I know that most of you do not want to discuss pricing because you have done this over and over again. However, I desperately need your help.
I am to do this bride's cake and groom's cake and don't know how to charge. Do you include the flowers and other decorations in your per slice cost or do you add extra?
Please take a look at these cakes and tell me what you would charge for each of them. Thanks in advance.
Bride's cake: 16", 12", 8", Topper - $24.99 + shipping, Dividers/Columns and COVERED in Royal Icing Daisies (approximately 500)
Groom's cake: 12 x 18 - 2 Layer, 2 Bells - 2 Layers each, Fresh grapes
16/12/8 cakes serves 100/56/24 = 190 total servings (http://www.wilton.com/wedding/wedding-cakes/wedding-cake-data.cfm ). 190 servings times (let's just say) $3/serving = $570
I do not provide toppers. Bride buys toppers. Bride also provides any silk or fresh florals. I dont charge extra for flowers on a cake, but since this one has so many, it may be a consideration.
A 2-layer 12x18 serves 108 x (let's say) $3/person = $324.
Grand total so far = $894 for cake to serve 298 people
Plus the 2-layer bell cake. Is this a one-mix pan? If so, I'm assuming about 24 servings x $3/serving = $72 + $894 = $966 for 322 servings.
Are they REALLY having that many people there?
These are just examples to get your thinking engine going. Hope it helps in giving you a jumping off point.
500 RI daiseys???????? ugh I hope you can buy these or start making them now! LOL
If you have to make them I don't know what I'd charge, but it would be alot
The Bride's cake was in the 1971 Wilton Yearbook. It said 216 servings, but I figured it as 190 based on the online charts. The bell pan requires 4 1/2 cups of batter. I figured that at 30 servings per bell. Since there are two bells, that would be 60 servings + 108 for the 12 x 18 = 168 (My calculations came up at 358 servings.)
Indydebi, do you include the columns, boards, etc. in your per slice price?
They are only expecting 150 guests, but these are the cakes they picked out. I don't know why they want so much extra cake.
So because they picked out that particular picture, that means they want that exact size? why not make it as a 6/8/12 or a 6/10/12 or a 6/10/14? (serves 92; 106; 128 respectively).
I tell my brides this all the time.... just beause the photo shows it serves 200 people doens't mean I can't make it smaller to fit THEIR headcount.
How about single layers for the grooms cake instead of double? The sheet and the bells would be 54 + 30 = 84.
(lees_luv, thanks for the math correction on the bell cake. I figured 24 servings which is a single layer cake ... I forgot to double it for a 2-layer.)
Can you get them to downsize the cakes? Maybe do an 11x15 with carved bells on top (no pan to buy), and downsize the bridal cake to 6/10/14?
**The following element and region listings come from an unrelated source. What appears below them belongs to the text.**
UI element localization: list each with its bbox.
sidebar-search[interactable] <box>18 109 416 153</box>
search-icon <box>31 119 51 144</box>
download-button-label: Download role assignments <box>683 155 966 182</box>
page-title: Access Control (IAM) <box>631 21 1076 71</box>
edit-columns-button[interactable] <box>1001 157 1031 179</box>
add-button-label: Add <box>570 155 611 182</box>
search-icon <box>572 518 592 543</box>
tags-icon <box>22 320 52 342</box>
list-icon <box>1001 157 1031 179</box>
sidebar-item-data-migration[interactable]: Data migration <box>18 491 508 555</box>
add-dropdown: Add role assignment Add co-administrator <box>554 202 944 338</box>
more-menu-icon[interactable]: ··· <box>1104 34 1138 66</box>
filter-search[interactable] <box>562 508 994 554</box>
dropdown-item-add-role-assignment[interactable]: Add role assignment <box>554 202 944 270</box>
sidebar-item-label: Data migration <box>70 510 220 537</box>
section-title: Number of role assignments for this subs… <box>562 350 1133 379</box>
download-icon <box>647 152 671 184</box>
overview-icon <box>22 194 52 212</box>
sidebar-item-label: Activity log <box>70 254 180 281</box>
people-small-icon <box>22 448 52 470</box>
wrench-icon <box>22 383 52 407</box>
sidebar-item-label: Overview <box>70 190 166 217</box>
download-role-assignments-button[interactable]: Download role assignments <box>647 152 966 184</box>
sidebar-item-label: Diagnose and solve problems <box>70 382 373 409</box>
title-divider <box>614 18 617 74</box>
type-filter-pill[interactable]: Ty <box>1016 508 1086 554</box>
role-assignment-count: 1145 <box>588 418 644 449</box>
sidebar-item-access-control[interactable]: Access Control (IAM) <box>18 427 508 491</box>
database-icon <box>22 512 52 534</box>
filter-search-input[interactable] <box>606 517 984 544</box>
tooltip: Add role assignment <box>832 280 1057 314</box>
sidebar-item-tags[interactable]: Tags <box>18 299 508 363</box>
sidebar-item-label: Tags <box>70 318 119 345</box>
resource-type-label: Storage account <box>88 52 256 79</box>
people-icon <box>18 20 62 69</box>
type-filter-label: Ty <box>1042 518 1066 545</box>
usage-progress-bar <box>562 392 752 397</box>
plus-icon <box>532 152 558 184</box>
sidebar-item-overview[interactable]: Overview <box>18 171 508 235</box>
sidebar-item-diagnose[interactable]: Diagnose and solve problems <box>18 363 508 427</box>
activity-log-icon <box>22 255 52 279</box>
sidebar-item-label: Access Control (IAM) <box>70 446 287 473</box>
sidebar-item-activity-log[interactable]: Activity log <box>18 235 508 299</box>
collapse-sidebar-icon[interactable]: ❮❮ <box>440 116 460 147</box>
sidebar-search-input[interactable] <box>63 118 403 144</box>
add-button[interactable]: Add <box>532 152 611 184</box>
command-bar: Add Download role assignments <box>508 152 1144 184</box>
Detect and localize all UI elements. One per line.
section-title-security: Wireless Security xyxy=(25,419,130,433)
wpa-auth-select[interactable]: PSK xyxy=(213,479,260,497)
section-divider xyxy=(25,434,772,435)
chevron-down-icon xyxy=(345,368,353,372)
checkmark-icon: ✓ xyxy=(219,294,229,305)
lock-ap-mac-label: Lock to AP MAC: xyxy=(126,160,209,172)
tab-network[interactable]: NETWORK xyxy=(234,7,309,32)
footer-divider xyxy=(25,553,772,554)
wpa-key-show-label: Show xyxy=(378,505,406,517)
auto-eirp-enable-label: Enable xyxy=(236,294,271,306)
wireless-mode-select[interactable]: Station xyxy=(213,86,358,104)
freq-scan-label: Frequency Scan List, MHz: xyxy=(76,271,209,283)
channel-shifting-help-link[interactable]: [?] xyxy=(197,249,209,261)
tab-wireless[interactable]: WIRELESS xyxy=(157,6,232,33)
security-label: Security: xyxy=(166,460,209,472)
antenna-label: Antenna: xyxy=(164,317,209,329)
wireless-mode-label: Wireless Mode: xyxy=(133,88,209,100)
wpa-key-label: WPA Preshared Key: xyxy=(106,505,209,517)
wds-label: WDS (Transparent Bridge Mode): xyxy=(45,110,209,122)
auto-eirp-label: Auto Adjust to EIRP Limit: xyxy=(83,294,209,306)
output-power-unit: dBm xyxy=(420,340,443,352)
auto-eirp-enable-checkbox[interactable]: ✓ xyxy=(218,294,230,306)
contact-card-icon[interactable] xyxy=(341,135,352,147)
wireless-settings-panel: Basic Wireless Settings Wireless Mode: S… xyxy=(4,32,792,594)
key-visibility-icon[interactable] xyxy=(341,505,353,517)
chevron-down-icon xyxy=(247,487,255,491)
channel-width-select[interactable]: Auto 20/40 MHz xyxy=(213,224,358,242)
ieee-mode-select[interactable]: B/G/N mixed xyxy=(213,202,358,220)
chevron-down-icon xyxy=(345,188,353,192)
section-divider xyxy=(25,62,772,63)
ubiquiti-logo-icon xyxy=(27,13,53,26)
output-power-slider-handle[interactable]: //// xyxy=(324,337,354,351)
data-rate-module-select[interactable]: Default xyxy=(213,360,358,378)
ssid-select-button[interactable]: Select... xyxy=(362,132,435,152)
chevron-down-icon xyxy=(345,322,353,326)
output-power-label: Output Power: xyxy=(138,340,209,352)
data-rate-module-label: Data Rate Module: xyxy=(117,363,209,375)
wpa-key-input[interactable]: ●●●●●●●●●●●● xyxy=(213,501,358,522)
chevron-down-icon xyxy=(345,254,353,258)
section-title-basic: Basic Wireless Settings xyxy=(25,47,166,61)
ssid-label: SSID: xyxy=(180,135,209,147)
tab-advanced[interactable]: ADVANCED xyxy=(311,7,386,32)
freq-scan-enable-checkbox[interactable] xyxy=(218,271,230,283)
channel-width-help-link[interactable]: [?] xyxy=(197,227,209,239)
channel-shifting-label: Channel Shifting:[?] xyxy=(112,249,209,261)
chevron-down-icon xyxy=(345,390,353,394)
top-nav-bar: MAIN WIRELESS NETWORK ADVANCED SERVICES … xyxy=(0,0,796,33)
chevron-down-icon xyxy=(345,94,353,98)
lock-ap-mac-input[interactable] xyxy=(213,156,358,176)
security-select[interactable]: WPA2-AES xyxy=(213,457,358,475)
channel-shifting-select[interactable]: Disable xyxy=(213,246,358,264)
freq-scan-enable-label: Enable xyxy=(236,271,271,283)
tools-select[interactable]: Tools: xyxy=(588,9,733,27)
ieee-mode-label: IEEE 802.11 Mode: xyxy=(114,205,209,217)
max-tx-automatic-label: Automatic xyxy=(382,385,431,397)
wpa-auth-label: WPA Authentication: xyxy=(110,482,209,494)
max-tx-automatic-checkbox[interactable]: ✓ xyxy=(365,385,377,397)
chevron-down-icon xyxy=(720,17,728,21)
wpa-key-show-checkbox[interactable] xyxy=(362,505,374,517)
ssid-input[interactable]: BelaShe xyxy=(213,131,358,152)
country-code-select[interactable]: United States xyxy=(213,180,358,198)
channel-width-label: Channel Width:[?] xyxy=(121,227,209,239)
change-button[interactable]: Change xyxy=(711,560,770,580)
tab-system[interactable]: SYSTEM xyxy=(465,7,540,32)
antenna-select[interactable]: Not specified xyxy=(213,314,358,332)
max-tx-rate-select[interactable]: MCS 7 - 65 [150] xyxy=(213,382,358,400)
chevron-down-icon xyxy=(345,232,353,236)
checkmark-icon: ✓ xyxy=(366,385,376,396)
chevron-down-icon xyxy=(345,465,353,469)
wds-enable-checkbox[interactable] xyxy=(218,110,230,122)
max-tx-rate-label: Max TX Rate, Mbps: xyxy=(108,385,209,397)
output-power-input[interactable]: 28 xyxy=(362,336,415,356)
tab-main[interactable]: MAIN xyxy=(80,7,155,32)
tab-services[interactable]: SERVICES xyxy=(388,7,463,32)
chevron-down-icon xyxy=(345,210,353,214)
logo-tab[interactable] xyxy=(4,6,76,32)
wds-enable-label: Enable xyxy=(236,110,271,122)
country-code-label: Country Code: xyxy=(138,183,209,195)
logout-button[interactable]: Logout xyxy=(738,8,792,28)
If not, make sure you get them to sign a clause stating the # of guests and # of servings ordered, so they don't try to get a refund on the unused cake. There is a thread going on right now re: returning "burnt" cake because she ordered waaaay too much.
have you considered down sizing the whole thing to like 12, 8, 6 or something? if she doesn't need that much cake that's what i would do. and i would charge prob 500-600 for both depending.
Do you think the single layers would look okay on the groom's cake?
I asked that she reconsider and downsize to 6, 10 & 14. Do you think this cake would look okay as a 8, 10, 12?